By way of example: ICIJ’s analysis, according to its site, found that in half of the reports, banks didn’t have information about many of the entities that were tied to the transactions.
“In 160 reports, banks sought more information about corporate vehicles, only to be met with no response,” reported the ICIJ.
To get at least some sense of how banks and other financial services companies are seeking to better wage the war against fraud, Synchrony Financial Executive Vice President and Chief Customer Engagement Officer Michael Bopp told PYMNTS that “if we have a better understanding of how our customers use our cards for their everyday needs, the new [info] can direct our AML strategies and activities accordingly. It’s the combination of these technologies that becomes powerful.”
In a nod to those technologies, the increasing pivot toward online transactions and cross-border commerce mandates that, as Philipp Pointner, chief product officer at Jumio, told PYMNTS, “it’s important to leverage biometric-based technology to really prove your customer is who they say they are.
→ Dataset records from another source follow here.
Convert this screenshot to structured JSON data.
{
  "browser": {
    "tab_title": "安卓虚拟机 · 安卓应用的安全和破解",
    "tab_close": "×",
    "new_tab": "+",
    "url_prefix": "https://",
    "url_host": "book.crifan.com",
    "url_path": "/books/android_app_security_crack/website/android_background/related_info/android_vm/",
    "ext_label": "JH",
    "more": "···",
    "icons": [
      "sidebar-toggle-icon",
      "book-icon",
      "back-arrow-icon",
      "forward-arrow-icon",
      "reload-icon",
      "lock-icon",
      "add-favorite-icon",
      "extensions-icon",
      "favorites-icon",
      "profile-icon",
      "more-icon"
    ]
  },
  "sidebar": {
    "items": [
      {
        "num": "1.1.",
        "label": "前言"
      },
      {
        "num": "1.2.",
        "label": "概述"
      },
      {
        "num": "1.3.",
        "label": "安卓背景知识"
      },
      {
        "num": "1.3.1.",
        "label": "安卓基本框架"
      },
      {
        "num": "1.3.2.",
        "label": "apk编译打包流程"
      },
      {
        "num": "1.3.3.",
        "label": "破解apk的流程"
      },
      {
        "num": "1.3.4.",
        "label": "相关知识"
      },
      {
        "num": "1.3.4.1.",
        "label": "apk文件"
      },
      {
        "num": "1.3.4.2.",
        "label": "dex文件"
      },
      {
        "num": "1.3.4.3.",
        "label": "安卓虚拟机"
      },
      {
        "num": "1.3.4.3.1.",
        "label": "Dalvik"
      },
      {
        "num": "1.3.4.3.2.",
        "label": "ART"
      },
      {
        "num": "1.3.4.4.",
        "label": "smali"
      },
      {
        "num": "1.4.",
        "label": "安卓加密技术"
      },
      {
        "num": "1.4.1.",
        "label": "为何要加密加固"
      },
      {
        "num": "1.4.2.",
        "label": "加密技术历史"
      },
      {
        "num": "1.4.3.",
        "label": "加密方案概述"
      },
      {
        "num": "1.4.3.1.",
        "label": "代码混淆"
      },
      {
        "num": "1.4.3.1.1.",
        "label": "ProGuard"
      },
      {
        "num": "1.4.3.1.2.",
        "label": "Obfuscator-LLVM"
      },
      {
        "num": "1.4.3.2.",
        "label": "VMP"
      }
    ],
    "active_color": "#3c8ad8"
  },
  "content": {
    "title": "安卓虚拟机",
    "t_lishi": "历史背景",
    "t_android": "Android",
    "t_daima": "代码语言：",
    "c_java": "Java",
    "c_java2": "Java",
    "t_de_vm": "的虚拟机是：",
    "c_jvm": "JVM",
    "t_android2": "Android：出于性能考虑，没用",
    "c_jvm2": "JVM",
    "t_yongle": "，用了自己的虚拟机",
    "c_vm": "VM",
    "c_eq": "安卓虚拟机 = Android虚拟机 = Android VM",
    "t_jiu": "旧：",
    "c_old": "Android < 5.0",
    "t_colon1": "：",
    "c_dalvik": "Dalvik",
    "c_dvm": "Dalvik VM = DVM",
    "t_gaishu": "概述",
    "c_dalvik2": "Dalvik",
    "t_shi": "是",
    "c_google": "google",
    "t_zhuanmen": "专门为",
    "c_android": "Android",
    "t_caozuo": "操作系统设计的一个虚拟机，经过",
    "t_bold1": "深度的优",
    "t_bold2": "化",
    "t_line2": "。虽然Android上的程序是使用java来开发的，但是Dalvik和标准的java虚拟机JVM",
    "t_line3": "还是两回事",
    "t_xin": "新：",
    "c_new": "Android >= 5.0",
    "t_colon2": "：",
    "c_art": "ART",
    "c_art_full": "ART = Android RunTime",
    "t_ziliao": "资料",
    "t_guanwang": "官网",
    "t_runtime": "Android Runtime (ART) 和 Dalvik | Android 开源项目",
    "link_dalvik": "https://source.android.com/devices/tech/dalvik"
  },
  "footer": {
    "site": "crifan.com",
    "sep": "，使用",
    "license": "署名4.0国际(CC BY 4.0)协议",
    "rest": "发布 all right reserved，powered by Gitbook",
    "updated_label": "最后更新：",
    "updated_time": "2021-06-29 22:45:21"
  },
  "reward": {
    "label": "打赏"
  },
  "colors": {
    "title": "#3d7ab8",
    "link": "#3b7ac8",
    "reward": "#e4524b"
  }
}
Taking a single selfie just isn’t enough to ensure your customer’s identity. It leaves banks and financial institutions vulnerable to spoofing attacks, as a fraudster can easily find a picture of someone else online and pass that off as genuine. But using solutions that employ biometrics, and specifically, 3D face maps and certified liveness detection, ensures the [people] behind a transaction [are] who they say they are.”
And in one recent edition of PYMNTS’ KYC/AML Tracker details, the rise of open banking is likely to spur a “fast track” for new AML efforts, including multifactor authentication (MFA) and strong customer authentication (SCA) processes. The greenfield opportunity is there, as detailed in an interview between Karen Webster and Amyn Dhala, vice president of global product management and AI Express for Mastercard.
Joint PYMNTS/Brighterion research found that 63.6 percent of FIs believe AI is an effective tool for stopping fraud before it happens. But AI is still relatively rare in the banking world: Only 5.5 percent of banks in our survey fight fraudsters with “genuine” AI systems – most are reliant on automation and machine learning (ML) technologies, a number that grew to 10 percent by the spring.
Dhala told Webster that when it comes to leveraging AI in the fight against transaction fraud, FIs “don’t know exactly where they should be starting from.”
Separately, last month, five federal regulatory agencies – including the Federal Reserve System, the Federal Deposit Insurance Corporation (FDIC), the Financial Crimes Enforcement Network (FinCEN), the National Credit Union Administration (NCUA) and the Office of the Comptroller of the Currency (OCC) – issued a joint statement designed to address questions tied to customer due diligence, particularly for those who might be viewed as “politically exposed persons” (PEPs).
The agencies urged that “banks must adopt appropriate risk-based procedures for conducting CDD that, among other things, enable banks to: (1) understand the nature and purpose of customer relationships for the purpose of developing a customer risk profile, and (2) conduct ongoing monitoring to identify and report suspicious transactions and, on a risk basis, to maintain and update customer information,” according to a joint statement.
The agencies offered a bit more transparency in identifying politically exposed persons to aid in AML efforts. Risk factors include monitoring the volume/nature of the transactions and government responsibilities.
FinCEN also said it is looking for public comment on at least some changes to reporting and monitoring transactions – which may in turn change requirements for the FIs themselves. The battle against illicit finance and fund flows will be never-ending, with one constant: FIs adding new, tech-driven arrows to its quiver to fight the threat.